When newborn Noah Hunter was diagnosed with a sick heart, many wonderful things happened.

"There were three or four of them, all in their surgical scrubs, with their masks and those hairnets," Chris told me. "And Steph handed Noah to me without saying a word."

I was still bent over, heaving for breath. "Why?"

"I knew as soon as she handed him to me that she knew she wouldn't be able to hand him over to the doctors herself. After I had him, Steph leaned over and kissed his forehead once. Her face was upside down to his. I remember somebody saying, 'We're ready to take him,' and Steph put her hands on the side of his head like this and bent down and kissed him one more time. Then she went and sat down on this chair and put her hands like this"—on either side of her face, like blinders— "and broke down."

"I remember saying 'OK.' I don't really know why. I just said 'OK' and handed Noah over to this woman. I knew that it might be the last time I would touch his body while he was alive. And the woman took him, and she said 'OK,' and then they were gone. I guess the only other thing I remember is that I had this strong desire to follow him in there. I wanted to watch."

"Do you think you could have taken that?" I asked. Chris nodded.

"If this was it, if my son was going to die, I wanted to be able to hold him during his last moments. And if I couldn't do that, or be by his side, then I wanted to be right above him, watching him."

How does one respond to something like this? With everything? Nothing? Months passed before I understood what that story, and Chris' telling it, meant for me. I feel the Call of Colorado, and that moment of mine up on Mt. Princeton was a holy one.
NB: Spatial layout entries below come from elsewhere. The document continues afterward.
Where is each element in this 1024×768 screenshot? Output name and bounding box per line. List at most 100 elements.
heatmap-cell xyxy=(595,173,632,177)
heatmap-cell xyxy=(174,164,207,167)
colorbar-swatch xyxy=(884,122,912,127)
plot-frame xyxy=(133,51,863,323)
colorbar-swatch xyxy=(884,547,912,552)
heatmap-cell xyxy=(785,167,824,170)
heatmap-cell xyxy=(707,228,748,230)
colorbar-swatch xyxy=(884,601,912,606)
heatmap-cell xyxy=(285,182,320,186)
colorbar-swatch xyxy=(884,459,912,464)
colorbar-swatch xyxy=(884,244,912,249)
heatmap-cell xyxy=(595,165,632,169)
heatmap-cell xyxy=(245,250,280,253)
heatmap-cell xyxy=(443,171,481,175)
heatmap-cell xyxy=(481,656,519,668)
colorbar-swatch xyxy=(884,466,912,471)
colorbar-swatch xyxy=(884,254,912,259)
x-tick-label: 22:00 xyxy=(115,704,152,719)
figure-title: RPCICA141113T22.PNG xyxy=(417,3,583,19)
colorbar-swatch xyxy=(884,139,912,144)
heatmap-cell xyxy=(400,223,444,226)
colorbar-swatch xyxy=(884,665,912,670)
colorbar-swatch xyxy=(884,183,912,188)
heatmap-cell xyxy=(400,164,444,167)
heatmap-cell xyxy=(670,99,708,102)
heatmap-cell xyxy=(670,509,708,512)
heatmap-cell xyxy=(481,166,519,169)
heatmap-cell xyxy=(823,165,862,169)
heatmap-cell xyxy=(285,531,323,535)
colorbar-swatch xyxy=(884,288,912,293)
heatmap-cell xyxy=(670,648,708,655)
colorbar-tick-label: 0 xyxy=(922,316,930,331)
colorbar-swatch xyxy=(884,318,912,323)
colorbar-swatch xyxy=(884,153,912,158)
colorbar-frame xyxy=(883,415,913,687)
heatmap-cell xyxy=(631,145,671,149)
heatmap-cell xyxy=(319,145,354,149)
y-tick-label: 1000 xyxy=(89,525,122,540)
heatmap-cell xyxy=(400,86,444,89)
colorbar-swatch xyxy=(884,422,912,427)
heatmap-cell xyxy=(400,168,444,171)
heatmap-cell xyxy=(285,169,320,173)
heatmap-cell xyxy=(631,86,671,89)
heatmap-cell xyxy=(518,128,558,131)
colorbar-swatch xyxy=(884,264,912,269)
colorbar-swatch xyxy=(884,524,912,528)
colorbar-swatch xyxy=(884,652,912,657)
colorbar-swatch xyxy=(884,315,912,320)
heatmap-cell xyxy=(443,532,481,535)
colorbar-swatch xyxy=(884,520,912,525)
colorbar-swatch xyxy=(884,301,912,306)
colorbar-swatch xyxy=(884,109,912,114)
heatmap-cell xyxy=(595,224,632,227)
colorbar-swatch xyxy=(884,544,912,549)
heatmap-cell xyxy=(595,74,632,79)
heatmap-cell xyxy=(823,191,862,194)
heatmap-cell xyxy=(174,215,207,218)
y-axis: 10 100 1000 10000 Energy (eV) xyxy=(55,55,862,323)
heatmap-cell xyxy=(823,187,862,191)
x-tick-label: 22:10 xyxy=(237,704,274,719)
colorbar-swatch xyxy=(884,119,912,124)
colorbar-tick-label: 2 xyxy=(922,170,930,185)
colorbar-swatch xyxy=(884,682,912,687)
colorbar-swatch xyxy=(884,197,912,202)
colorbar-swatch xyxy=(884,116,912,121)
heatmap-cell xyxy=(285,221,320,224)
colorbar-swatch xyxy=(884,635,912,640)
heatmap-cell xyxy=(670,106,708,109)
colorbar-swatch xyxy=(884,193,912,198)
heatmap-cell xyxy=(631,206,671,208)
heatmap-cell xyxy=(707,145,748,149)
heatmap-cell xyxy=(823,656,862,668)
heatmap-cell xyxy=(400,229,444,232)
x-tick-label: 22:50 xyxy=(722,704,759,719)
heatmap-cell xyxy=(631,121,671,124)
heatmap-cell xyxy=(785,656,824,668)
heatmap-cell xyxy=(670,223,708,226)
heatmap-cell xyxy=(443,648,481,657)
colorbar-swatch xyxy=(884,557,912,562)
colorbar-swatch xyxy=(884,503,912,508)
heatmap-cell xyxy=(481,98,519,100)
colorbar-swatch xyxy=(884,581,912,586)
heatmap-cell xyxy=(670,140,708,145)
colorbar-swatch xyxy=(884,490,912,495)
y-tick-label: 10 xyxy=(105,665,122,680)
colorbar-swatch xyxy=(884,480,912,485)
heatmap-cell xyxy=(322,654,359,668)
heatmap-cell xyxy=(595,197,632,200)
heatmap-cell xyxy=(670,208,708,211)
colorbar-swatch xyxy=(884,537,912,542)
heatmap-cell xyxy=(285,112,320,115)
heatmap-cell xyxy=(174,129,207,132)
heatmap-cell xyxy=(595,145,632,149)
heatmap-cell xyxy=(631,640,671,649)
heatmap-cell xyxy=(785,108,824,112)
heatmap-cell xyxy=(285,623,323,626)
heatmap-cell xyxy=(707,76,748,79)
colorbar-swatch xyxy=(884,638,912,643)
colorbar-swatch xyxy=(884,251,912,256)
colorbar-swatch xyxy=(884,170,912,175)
But it wasn't church. It was inward and solitary; it was prayer. Church, on the other hand, is a thing that is done, and done with others. It was La Plata, not Princeton, which gave faces and humanity to a Call that previously had neither. La Plata—that was church. This realization grew slowly, though. At the time, there was nothing but gratitude and humility.

"Thank you," I said, and then the two of us walked to the top of the world, where Navan and Don were waiting, and the four of us raised our water bottles to toast the boy who'd brought us together in this place.